Photo courtesy of the
Dana-Farber Cancer Institute
A type II JAK2 inhibitor has shown activity against B-cell acute lymphoblastic leukemia (B-ALL) in preclinical experiments.
The inhibitor, known as CHZ868, works by binding JAK2 into a tightly clenched position, which prevents the protein from functioning.
Researchers tested CHZ868 in samples from patients with CRLF2-rearranged B-ALL, in mice with the disease, and in mice implanted with human B-ALL tissue.
“In each case, we saw good activity: leukemia cells died, JAK2 signaling was suspended, and survival rates increased,” said David Weinstock, MD, of Dana-Farber Cancer Institute in Boston, Massachusetts.
“When we combined CHZ868 with the steroid dexamethasone, the killing of leukemia cells was much more extensive, and the animals lived longer than they did with CHZ868 alone.”
Dr Weinstock and his colleagues reported these results in Cancer Cell. Some of the researchers involved in this work are employees of, or have received research funding from, Novartis.
The team found that CHZ868 inhibited JAK2 signaling in B-ALL, both in vitro and in vivo. CHZ868 could overcome persistent JAK2 signaling where type I JAK2 inhibitors (BSK805 and BVB808) could not.
However, the researchers also identified a mutation—JAK2 L884P—that conferred resistance to CHZ868 and another type II JAK2 inhibitor, BBT594.
Nevertheless, CHZ868 suppressed the growth of CRLF2-rearranged human B-ALL cells and improved survival in mice with human or murine B-ALL.

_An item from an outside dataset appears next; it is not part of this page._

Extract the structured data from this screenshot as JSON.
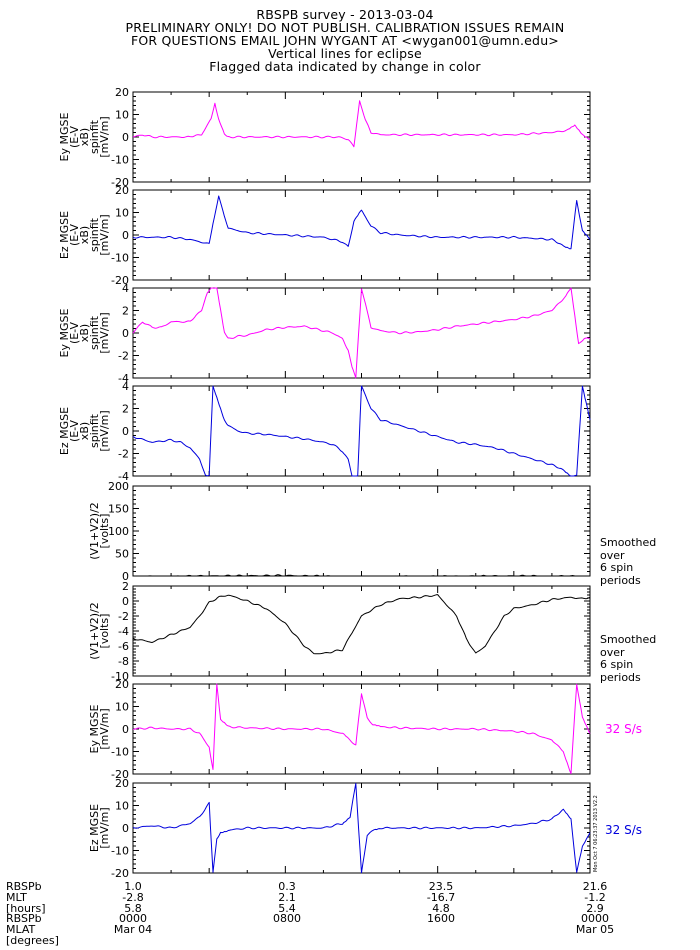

CHZ868 worked synergistically with dexamethasone to induce apoptosis in JAK2-dependent B-ALL. The combination also improved survival in mice with B-ALL, when compared to either dexamethasone or CHZ868 alone.
The researchers noted that, when given at 30 mg/kg/day, CHZ868 was tolerated in NSG mice for up to 25 days and in immunocompetent mice for up to 44 days. And the drug had “essentially no effects” on peripheral blood counts.
This result and the tolerability of dexamethasone make CHZ868 and dexamethasone a “particularly attractive” combination that should be investigated in clinical trials, the team said.
They also speculated that CHZ868 or other type II JAK2 inhibitors could prove effective against malignancies other than B-ALL.
“JAK2 abnormalities are found in some cases of triple-negative breast cancer and Hodgkin lymphoma,” Dr Weinstock noted. “The success of CHZ868 in B-ALL suggests that it, or a compound that works by a similar mechanism, may also be effective in these cancers.”